Les jours fériés rendant hommage à des empereurs
Dans cette catégorie, on trouve de façon directe 3 dates au calendrier :
- le 23 février, date anniversaire de Naruhito, empereur du Japon actuellement en charge du trône du Chrysanthème.
- le 29 avril, ancienne date anniversaire de feu l’empereur Hirohito.
- le 4 mai, jour férié instauré après sa disparition, en hommage à feu l’empereur Hirohito (1901 – 1989).
Les jours fériés se rapportant à la nation japonaise
Aux jours fériés précédents, s’en ajoutent 5 autres en rapport avec la nation japonaise et son actuelle Constitution :
- le 11 février : jour férié célébrant la fondation mythique de l’Etat japonais, associée au nom de l’empereur Jinmu (premier de la lignée des 126 empereurs).
- le 3 mai, qui commémore l’entrée en vigueur de la constitution d’après-guerre.
- le 3ème lundi de juillet : jour férié dédié à la mer, ayant pour toile de fond le souvenir d’un périple en bateau à voile effectué par l’avant-gardiste empereur Meiji (1852 – 1912) qui a propulsé le Japon dans la modernité et l’occidentalisation.
- le 2ème lundi d’octobre : jour férié dédié aux sports et à l’activité physique, en vertu d’un droit constitutionnel prônant que tout citoyen doit pouvoir jouir d’une vie décente garantissant santé et culture.
- le 3 novembre : jour férié commémorant la promulgation de la constitution d’après-guerre et visant à promouvoir la culture au sens large, garante de paix et de liberté.
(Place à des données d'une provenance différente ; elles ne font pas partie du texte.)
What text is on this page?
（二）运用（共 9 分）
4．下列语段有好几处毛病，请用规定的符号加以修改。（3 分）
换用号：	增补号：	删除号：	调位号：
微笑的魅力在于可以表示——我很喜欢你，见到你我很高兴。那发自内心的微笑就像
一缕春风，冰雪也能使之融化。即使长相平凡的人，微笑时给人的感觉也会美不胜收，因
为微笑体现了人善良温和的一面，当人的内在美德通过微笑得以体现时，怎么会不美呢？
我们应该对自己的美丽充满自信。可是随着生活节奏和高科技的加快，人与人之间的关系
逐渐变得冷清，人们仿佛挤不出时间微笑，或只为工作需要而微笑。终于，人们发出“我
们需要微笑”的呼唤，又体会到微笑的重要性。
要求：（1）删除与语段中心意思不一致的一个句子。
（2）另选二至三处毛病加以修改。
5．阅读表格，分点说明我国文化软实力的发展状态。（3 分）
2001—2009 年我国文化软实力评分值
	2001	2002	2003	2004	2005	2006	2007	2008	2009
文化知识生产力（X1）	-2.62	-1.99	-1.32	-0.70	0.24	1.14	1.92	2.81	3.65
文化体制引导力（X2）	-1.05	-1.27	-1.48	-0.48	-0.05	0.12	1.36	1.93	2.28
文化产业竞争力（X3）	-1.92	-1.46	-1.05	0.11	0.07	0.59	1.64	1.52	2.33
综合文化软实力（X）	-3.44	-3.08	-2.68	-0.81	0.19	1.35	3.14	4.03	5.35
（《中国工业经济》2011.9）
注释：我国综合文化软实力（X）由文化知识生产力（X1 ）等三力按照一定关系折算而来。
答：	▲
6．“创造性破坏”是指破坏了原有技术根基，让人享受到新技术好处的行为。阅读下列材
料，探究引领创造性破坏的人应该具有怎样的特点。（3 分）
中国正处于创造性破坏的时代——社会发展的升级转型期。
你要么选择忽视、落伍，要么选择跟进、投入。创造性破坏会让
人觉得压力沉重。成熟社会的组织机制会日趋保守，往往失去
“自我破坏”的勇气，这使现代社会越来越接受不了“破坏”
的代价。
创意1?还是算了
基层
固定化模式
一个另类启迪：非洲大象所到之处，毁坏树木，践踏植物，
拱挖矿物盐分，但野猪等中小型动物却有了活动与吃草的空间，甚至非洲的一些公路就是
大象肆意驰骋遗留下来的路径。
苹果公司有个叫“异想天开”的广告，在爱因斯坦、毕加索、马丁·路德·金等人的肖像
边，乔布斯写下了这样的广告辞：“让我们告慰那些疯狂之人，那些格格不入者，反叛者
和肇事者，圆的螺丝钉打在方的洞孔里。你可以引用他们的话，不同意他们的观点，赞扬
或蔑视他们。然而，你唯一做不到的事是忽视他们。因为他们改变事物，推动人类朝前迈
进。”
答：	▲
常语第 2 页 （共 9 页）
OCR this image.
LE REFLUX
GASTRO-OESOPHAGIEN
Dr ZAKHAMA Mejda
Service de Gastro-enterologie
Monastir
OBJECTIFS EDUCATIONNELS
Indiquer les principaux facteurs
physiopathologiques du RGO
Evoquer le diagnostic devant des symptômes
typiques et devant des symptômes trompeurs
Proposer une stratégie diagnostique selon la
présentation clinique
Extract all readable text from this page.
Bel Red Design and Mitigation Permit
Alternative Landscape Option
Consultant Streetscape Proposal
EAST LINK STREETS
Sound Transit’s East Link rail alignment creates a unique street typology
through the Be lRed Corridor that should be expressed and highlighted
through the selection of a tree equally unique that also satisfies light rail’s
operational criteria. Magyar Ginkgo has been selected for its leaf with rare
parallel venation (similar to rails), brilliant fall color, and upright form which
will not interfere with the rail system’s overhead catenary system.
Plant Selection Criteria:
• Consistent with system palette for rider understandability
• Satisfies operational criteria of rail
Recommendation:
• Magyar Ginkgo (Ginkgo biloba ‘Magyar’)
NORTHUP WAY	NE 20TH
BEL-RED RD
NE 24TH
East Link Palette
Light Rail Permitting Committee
Accessoirement, il s’agit aussi de l’ancienne date anniversaire de l’empereur Meiji.
Au passage, on notera que trois de ces dates entretiennent un lien étroit avec deux empereurs emblématiques : Jinmu et Meiji.
Une constellation de fêtes et de jours fériés aux origines et finalités variées
Pour le reste, on observera un ensemble de jours fériés et de fêtes traditionnelles héritées de l’ancien calendrier, classables par types d’origine et de finalité.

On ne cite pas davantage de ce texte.